# Compressing large embeddings

To run the `/neighbours` API we need either need to be able to store the entities vectors in RAM, or use [`faiss`'s compression methods](https://github.com/facebookresearch/faiss/wiki/Lower-memory-footprint). These compression methods consist of PCA and then quantization.

For ease, we can do this PCA offline instead. Reducing from 1200 dim to 400 dim for V&A data, I noticed no quality drop in the nearest neighbours returned.

In [14]:
import sys
sys.path.append("..")

from src.embedding_store import KGEmbeddingStore
import numpy as np
from sklearn.decomposition import PCA

## 1. Get full-dimensioned embeddings

In [2]:
emb_store = KGEmbeddingStore.from_dglke(
    embeddings_folder="../data/processed/final_model_dglke_vanda/", 
    embeddings_file_names=["heritageconnector_RotatE_entity.npy", "heritageconnector_RotatE_relation.npy"], 
    mappings_folder="../data/processed/final_model_dglke_vanda/"
)



  after removing the cwd from sys.path.


In [18]:
emb_store.ent_embedding_matrix.shape, emb_store.ent_embedding_matrix.nbytes/1e9

((1208256, 1200), 5.7996288)

## 2. Reduce embeddings

A `t3a.large` EC2 machine has 8GB RAM. Let's aim for the entities to be approx 2GB RAM to give the machine plenty of memory to do other stuff, or potentially to downgrade the machine in future.

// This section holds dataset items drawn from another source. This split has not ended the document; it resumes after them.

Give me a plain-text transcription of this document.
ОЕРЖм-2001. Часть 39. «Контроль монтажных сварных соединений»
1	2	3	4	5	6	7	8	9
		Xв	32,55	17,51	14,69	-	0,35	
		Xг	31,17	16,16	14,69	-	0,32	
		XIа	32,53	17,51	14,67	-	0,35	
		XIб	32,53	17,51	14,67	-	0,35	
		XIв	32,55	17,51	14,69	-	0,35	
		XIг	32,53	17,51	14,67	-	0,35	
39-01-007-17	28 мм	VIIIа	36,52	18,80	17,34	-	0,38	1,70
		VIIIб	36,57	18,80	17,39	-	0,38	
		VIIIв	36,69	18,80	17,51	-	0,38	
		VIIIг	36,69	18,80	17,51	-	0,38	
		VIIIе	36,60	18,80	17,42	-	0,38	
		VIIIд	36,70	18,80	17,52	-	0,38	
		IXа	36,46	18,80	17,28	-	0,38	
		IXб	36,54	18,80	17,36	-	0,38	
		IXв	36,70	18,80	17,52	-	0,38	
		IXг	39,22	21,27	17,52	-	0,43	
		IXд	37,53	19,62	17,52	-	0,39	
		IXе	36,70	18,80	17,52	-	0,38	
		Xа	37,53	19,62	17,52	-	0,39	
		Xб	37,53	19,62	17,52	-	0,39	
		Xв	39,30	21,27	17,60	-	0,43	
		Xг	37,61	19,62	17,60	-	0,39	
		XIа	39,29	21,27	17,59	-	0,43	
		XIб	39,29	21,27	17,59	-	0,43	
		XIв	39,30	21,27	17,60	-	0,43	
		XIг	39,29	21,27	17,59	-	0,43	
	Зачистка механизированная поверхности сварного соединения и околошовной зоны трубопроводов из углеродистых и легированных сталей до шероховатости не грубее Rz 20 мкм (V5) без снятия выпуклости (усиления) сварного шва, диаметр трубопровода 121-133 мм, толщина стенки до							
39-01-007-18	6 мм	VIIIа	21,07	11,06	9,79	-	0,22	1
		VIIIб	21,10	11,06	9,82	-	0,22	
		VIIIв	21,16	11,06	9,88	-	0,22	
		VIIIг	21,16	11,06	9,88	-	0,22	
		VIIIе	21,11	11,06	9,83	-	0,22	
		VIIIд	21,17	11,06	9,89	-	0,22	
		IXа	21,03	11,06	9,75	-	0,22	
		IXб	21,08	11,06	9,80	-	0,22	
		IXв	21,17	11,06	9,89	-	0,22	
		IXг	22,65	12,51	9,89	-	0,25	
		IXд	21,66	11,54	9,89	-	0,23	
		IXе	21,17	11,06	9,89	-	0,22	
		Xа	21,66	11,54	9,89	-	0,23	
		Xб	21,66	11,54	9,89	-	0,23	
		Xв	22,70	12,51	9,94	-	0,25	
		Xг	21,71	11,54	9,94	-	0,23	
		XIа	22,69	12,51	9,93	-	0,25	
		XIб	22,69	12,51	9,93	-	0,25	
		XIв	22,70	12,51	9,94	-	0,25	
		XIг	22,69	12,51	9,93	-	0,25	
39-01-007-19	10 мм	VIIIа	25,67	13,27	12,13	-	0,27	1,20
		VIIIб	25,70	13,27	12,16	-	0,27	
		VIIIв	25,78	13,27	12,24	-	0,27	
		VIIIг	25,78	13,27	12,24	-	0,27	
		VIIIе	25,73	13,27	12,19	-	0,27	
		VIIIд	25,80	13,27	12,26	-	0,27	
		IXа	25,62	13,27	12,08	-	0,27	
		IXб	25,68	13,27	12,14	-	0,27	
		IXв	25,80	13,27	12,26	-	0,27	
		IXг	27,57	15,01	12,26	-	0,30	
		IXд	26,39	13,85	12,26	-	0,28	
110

The full-dimensioned entity embedding matrix is 5.8GB (see above), so let's reduce its dimension by a third (1200dim -> 400dim).

In [6]:
X_reduced = PCA(n_components=400, random_state=42).fit_transform(emb_store.ent_embedding_matrix)

In [17]:
X_reduced.nbytes / 1e9

1.9332096

In [12]:
with open("../data/processed/final_model_dglke_vanda/heritageconnector_RotatE_entity_reduced_400.npy", "wb") as f:
    np.save(f, X_reduced)